Gradually, however, and then increasingly, Rosenfeld started to talk more than publish, to launch into new projects and then abandon them, and to pour his soul -- and best writing -- into letters or notebooks. He had married young and at times felt burdened by his two children. Soon he and his vivacious wife began an "open" marriage. They drank, partied, quarreled and generally slummed about with a feckless bohemian crowd in 1950s Greenwich Village. Rosenfeld was just emerging from a long period of writer's block when he suffered a heart attack and died. He was 38.

Those who knew Isaac Rosenfeld mourned, and Saul Bellow eventually memorialized him in an unpublished novel called "Charm and Death." Yet what had Rosenfeld really done with his life? There was a single novel, "Passage From Home" (1946), which his biographer, Steven J. Zipperstein, likens to early Philip Roth as a psychological portrait of "the making of a Jewish intellectual," and a handful of semi-autobiographical stories, and enough essays to make a posthumous volume titled "An Age of Enormity." That's pretty much it. In truth, Zipperstein shows, Rosenfeld simply didn't have the hunger that kept Bellow at his desk day after day. He just didn't work hard enough, preferring to coast along on charm and fading promise.

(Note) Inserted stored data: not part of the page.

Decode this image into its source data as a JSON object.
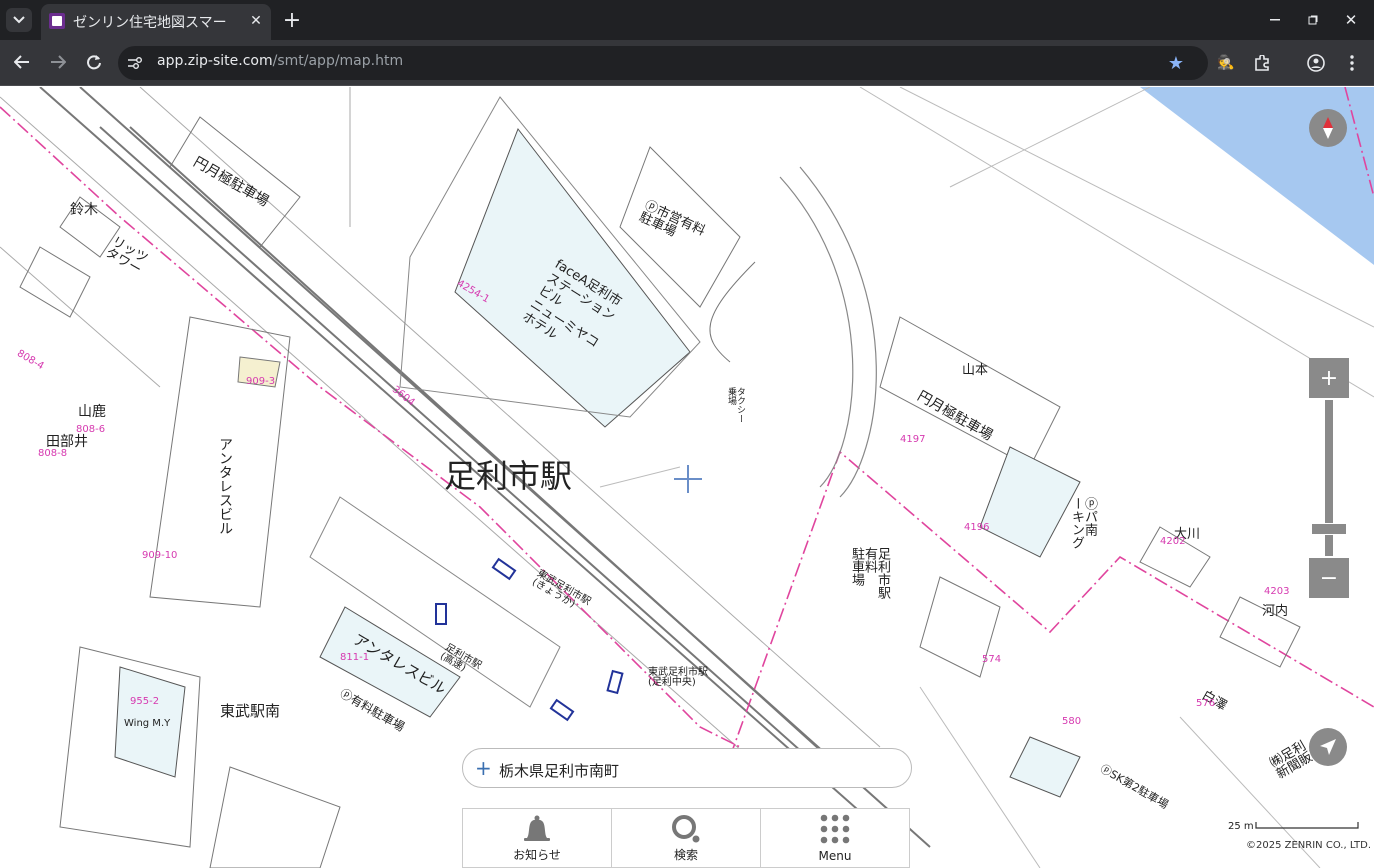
{
  "browser": {
    "tab_title": "ゼンリン住宅地図スマー",
    "url_host": "app.zip-site.com",
    "url_path": "/smt/app/map.htm"
  },
  "map": {
    "station_name": "足利市駅",
    "tobu_station": "東武駅南",
    "labels": {
      "parking_top": "円月極駐車場",
      "ichiei_parking": "ⓟ市営有料\n駐車場",
      "face_building": "faceA足利市\nステーション\nビル\nニューミヤコ\nホテル",
      "antares1": "アンタレスビル",
      "antares2": "アンタレスビル",
      "yamamoto": "山本",
      "tsukiji_parking": "円月極駐車場",
      "ekimae_parking": "足利市駅\n有料\n駐車場",
      "ookawa": "大川",
      "kouchi": "河内",
      "shirasawa": "白澤",
      "ashikaga_shinbun": "㈱足利\n新聞販売",
      "sk2_parking": "ⓟSK第2駐車場",
      "ppark": "ⓟパ南\nーキング",
      "wing": "Wing M.Y",
      "mtshika": "山鹿",
      "tabei": "田部井",
      "ritz": "リッツ\nタワー",
      "suzuki": "鈴木",
      "taxi": "タクシー\n乗場",
      "bus_kumagaya": "東武足利市駅\n(足利中央)",
      "bus_higashi": "東武足利市駅\n(きょうか)",
      "bus_kosoku": "足利市駅\n(高速)",
      "yuryo_parking": "ⓟ有料駐車場"
    },
    "plot_numbers": [
      "4254-1",
      "3604",
      "909-3",
      "808-4",
      "808-6",
      "808-8",
      "909-10",
      "811-1",
      "955-2",
      "4196",
      "4197",
      "574",
      "576",
      "580",
      "4202",
      "4203"
    ],
    "compass_icon": "compass-icon",
    "zoom_in": "+",
    "zoom_out": "−",
    "zoom_level": 0.27,
    "scale_label": "25 m",
    "copyright": "©2025 ZENRIN CO., LTD."
  },
  "search": {
    "address": "栃木県足利市南町"
  },
  "nav": {
    "items": [
      {
        "label": "お知らせ",
        "icon": "bell-icon"
      },
      {
        "label": "検索",
        "icon": "search-icon"
      },
      {
        "label": "Menu",
        "icon": "grid-icon"
      }
    ]
  },
  "colors": {
    "boundary": "#e0459e",
    "water": "#a6c8f0",
    "building_fill": "#eaf5f8",
    "control_gray": "#8a8a8a"
  }
}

From an early age, though, the man certainly could write. Zipperstein quotes from an unpublished sketch about a serious young intellectual of 13, who escapes from his family and life's complexities by -- what else? -- going to the library:

"This trip to the library, necessitating an early breakfast, a clear knowledge of the subject to which he would confine his research and the necessary and important books that had dealt with it, a sharpened pencil in case his pen ran dry, a note book; all this had to be assembled without haste and yet without delay. The trip itself, on foot if the weather permitted, followed by a consultation of the card catalogue, the wait at the desk, and the explanations with [sic] the librarian, whenever it happened -- and it did quite frequently -- that the books were out. Then a seat at the right table, in relation to light, drafts, and other people using the library. This was an exhausting ritual, especially to one who took it quite seriously, as the student did."

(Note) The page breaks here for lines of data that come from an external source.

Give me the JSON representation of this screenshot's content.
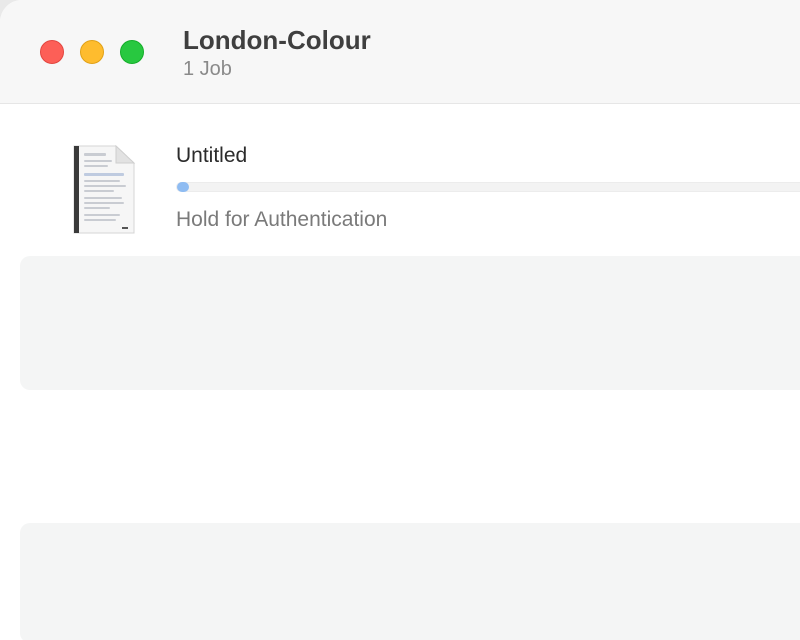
{
  "window": {
    "title": "London-Colour",
    "subtitle": "1 Job"
  },
  "jobs": [
    {
      "name": "Untitled",
      "status": "Hold for Authentication",
      "progress_fraction": 0.0,
      "thumbnail_icon": "document-thumbnail-icon"
    }
  ],
  "colors": {
    "close": "#fd5f57",
    "minimize": "#febc2e",
    "zoom": "#28c840",
    "progress": "#8fbcf2"
  }
}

In photographs the young Rosenfeld looks chunky and amiable, with thick black specs and a sloppy, nonchalant air. At parties he was famous for reciting a kind of pastiche/parody -- in Yiddish -- of T.S. Eliot's "Love Song of J. Alfred Prufrock." This was thought to be hilarious, and as recently as 1999 poet Robert Pinsky named it "the finest poem by an American in the twentieth century." Pinsky must have been teasing because even as a joke the poem doesn't seem any good at all: "I grow old, I grow old/And my navel grows cold." Perhaps you need to have heard the author declaim it when both you and he were seriously drunk.

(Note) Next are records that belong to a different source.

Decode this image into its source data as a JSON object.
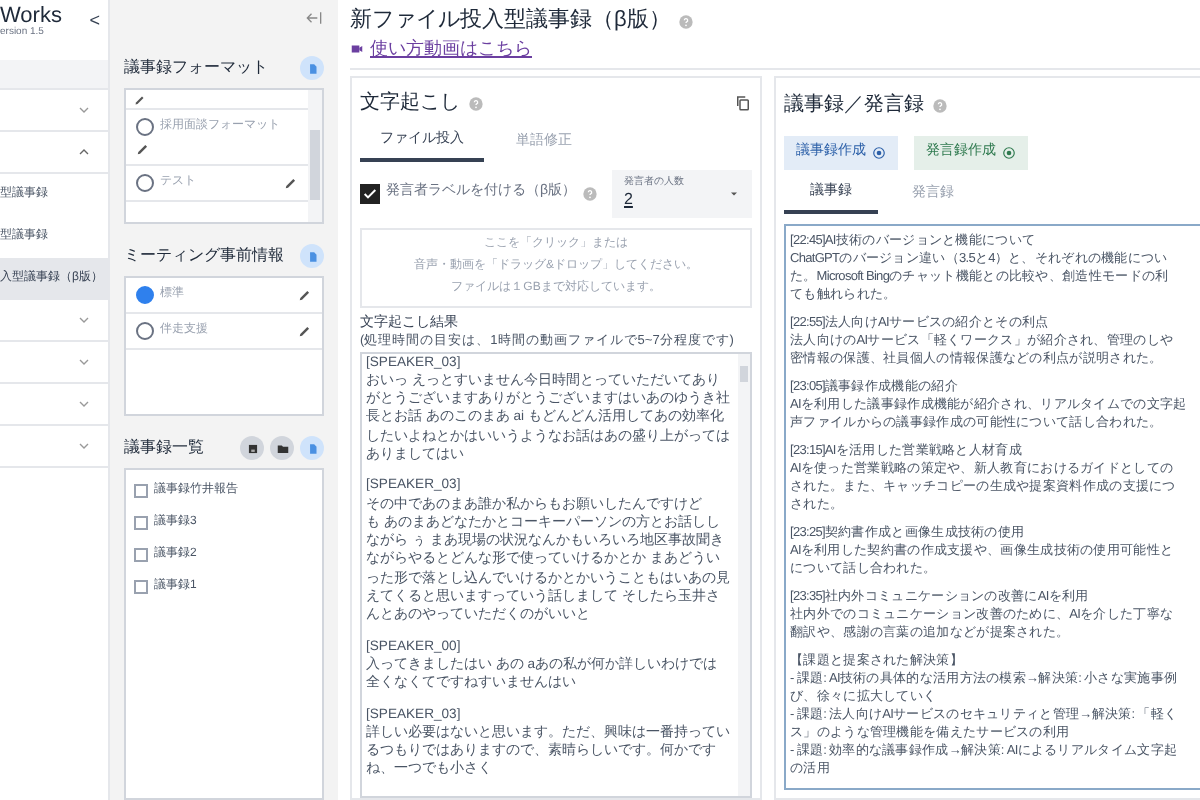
{
  "sidebar": {
    "brand": "Works",
    "version": "ersion 1.5",
    "collapse": "<",
    "menu": [
      {
        "expanded": false
      },
      {
        "expanded": true,
        "children": [
          {
            "label": "型議事録",
            "selected": false
          },
          {
            "label": "型議事録",
            "selected": false
          },
          {
            "label": "入型議事録（β版）",
            "selected": true
          }
        ]
      },
      {
        "expanded": false
      },
      {
        "expanded": false
      },
      {
        "expanded": false
      },
      {
        "expanded": false
      }
    ]
  },
  "formats": {
    "title": "議事録フォーマット",
    "items": [
      {
        "label": "採用面談フォーマット",
        "selected": false
      },
      {
        "label": "テスト",
        "selected": false
      }
    ]
  },
  "meeting_info": {
    "title": "ミーティング事前情報",
    "items": [
      {
        "label": "標準",
        "selected": true
      },
      {
        "label": "伴走支援",
        "selected": false
      }
    ]
  },
  "minutes_list": {
    "title": "議事録一覧",
    "items": [
      {
        "label": "議事録竹井報告",
        "checked": false
      },
      {
        "label": "議事録3",
        "checked": false
      },
      {
        "label": "議事録2",
        "checked": false
      },
      {
        "label": "議事録1",
        "checked": false
      }
    ]
  },
  "page": {
    "title": "新ファイル投入型議事録（β版）",
    "link": "使い方動画はこちら"
  },
  "transcription": {
    "title": "文字起こし",
    "tabs": [
      {
        "label": "ファイル投入",
        "selected": true
      },
      {
        "label": "単語修正",
        "selected": false
      }
    ],
    "speaker_label": {
      "label": "発言者ラベルを付ける（β版）",
      "checked": true
    },
    "speaker_count": {
      "label": "発言者の人数",
      "value": "2"
    },
    "dropzone": [
      "ここを「クリック」または",
      "音声・動画を「ドラッグ&ドロップ」してください。",
      "ファイルは１GBまで対応しています。"
    ],
    "result_label": "文字起こし結果",
    "result_note": "(処理時間の目安は、1時間の動画ファイルで5~7分程度です)",
    "segments": [
      {
        "speaker": "[SPEAKER_03]",
        "text": "おいっ えっとすいません今日時間とっていただいてありがとうございますありがとうございますはいあのゆうき社長とお話 あのこのまあ ai もどんどん活用してあの効率化したいよねとかはいいうようなお話はあの盛り上がってはありましてはい"
      },
      {
        "speaker": "[SPEAKER_03]",
        "text": "その中であのまあ誰か私からもお願いしたんですけども あのまあどなたかとコーキーパーソンの方とお話ししながら ぅ まあ現場の状況なんかもいろいろ地区事故聞きながらやるとどんな形で使っていけるかとか まあどういった形で落とし込んでいけるかとかいうこともはいあの見えてくると思いますっていう話しまして そしたら玉井さんとあのやっていただくのがいいと"
      },
      {
        "speaker": "[SPEAKER_00]",
        "text": "入ってきましたはい あの aあの私が何か詳しいわけでは全くなくてですねすいませんはい"
      },
      {
        "speaker": "[SPEAKER_03]",
        "text": "詳しい必要はないと思います。ただ、興味は一番持っているつもりではありますので、素晴らしいです。何かですね、一つでも小さく"
      }
    ]
  },
  "minutes": {
    "title": "議事録／発言録",
    "buttons": [
      {
        "label": "議事録作成",
        "kind": "minutes"
      },
      {
        "label": "発言録作成",
        "kind": "speech"
      }
    ],
    "tabs": [
      {
        "label": "議事録",
        "selected": true
      },
      {
        "label": "発言録",
        "selected": false
      }
    ],
    "paragraphs": [
      {
        "lines": [
          "[22:45]AI技術のバージョンと機能について",
          "ChatGPTのバージョン違い（3.5と4）と、それぞれの機能につい",
          "た。Microsoft Bingのチャット機能との比較や、創造性モードの利",
          "ても触れられた。"
        ]
      },
      {
        "lines": [
          "[22:55]法人向けAIサービスの紹介とその利点",
          "法人向けのAIサービス「軽くワークス」が紹介され、管理のしや",
          "密情報の保護、社員個人の情報保護などの利点が説明された。"
        ]
      },
      {
        "lines": [
          "[23:05]議事録作成機能の紹介",
          "AIを利用した議事録作成機能が紹介され、リアルタイムでの文字起",
          "声ファイルからの議事録作成の可能性について話し合われた。"
        ]
      },
      {
        "lines": [
          "[23:15]AIを活用した営業戦略と人材育成",
          "AIを使った営業戦略の策定や、新人教育におけるガイドとしての",
          "された。また、キャッチコピーの生成や提案資料作成の支援につ",
          "された。"
        ]
      },
      {
        "lines": [
          "[23:25]契約書作成と画像生成技術の使用",
          "AIを利用した契約書の作成支援や、画像生成技術の使用可能性と",
          "について話し合われた。"
        ]
      },
      {
        "lines": [
          "[23:35]社内外コミュニケーションの改善にAIを利用",
          "社内外でのコミュニケーション改善のために、AIを介した丁寧な",
          "翻訳や、感謝の言葉の追加などが提案された。"
        ]
      },
      {
        "lines": [
          "【課題と提案された解決策】",
          "- 課題: AI技術の具体的な活用方法の模索→解決策: 小さな実施事例",
          "び、徐々に拡大していく",
          "- 課題: 法人向けAIサービスのセキュリティと管理→解決策: 「軽く",
          "ス」のような管理機能を備えたサービスの利用",
          "- 課題: 効率的な議事録作成→解決策: AIによるリアルタイム文字起",
          "の活用"
        ]
      }
    ]
  }
}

Because Isaac Rosenfeld's life simply isn't all that long or interesting, Zipperstein, a professor of Jewish culture and history at Stanford, uses the man's might-have-been career as a way of examining the place of failure in American literature. No doubt American writers -- most famously, Scott Fitzgerald -- are obsessed with this theme, because our whole society worships at the altar of the Bitch Goddess Success. For every Bellow there is a Rosenfeld, a Delmore Schwartz, a Wallace Markfield and a thousand other brilliant shipwrecked talents.